Ken Ralston’s favorite enterprise? It wasn’t ‘Star Trek’

March 09, 2009 | 8:52 p.m.


This is the fifth installment in our series "Wizards of Hollywood," where we shine a spotlight on the masters of movie magic, the effects specialists who can dazzle us with screen images of liquid robots, giants and goblins, ferocious dinosaurs or just a special human soul who ages in reverse. Today, guest contributor Liesl Bradner interviews Ken Ralston.

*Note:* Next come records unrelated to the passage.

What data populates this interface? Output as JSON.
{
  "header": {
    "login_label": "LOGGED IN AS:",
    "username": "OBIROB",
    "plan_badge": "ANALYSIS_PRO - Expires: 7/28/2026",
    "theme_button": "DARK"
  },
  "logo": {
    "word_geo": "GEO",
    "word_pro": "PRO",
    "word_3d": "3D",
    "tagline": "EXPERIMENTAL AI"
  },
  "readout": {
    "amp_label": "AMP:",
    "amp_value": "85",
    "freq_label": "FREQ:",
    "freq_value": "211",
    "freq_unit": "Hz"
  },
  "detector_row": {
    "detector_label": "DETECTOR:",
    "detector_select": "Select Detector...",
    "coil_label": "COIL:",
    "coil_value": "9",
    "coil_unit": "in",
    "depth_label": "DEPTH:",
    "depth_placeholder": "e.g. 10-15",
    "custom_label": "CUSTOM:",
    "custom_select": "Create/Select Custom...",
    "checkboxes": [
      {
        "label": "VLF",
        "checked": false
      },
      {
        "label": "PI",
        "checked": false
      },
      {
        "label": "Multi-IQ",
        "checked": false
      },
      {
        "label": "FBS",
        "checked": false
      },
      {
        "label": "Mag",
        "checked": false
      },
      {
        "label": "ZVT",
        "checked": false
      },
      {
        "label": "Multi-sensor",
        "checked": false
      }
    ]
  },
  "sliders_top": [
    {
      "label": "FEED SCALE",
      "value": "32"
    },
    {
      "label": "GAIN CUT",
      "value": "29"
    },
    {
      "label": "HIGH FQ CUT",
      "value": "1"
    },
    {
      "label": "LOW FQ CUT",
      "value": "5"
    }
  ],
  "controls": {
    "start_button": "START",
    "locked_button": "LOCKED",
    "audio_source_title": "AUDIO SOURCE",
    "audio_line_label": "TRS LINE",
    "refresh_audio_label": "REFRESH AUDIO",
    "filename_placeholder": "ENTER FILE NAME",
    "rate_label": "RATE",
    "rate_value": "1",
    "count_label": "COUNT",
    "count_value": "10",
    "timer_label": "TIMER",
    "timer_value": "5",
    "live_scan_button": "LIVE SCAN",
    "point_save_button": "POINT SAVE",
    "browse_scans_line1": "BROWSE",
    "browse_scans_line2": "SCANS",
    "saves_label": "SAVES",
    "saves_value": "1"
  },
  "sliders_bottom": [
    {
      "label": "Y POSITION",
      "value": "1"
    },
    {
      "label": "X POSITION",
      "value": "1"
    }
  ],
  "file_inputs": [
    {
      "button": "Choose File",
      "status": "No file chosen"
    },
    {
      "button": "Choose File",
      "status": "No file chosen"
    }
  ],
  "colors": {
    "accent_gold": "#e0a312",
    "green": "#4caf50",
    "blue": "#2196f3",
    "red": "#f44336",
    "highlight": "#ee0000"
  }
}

Ken Ralston, the senior visual effects supervisor at Sony Imageworks, is currently the senior visual effects supervisor on Tim Burton’s "Alice in Wonderland," and he has extensive Starfleet experience (he worked on "Star Trek II: The Wrath of Khan," "Star Trek III: The Search for Spock" and "Star Trek IV: The Voyage Home"). He has also won four Oscars (for "Who Framed Roger Rabbit," "Death Becomes Her," "Cocoon" and "Forrest Gump") and took home a special achievement Oscar for "Star Wars: Episode VI — Return of the Jedi."  Surprisingly, he says his favorite screen accomplishment involved neither spaceships nor the supernatural.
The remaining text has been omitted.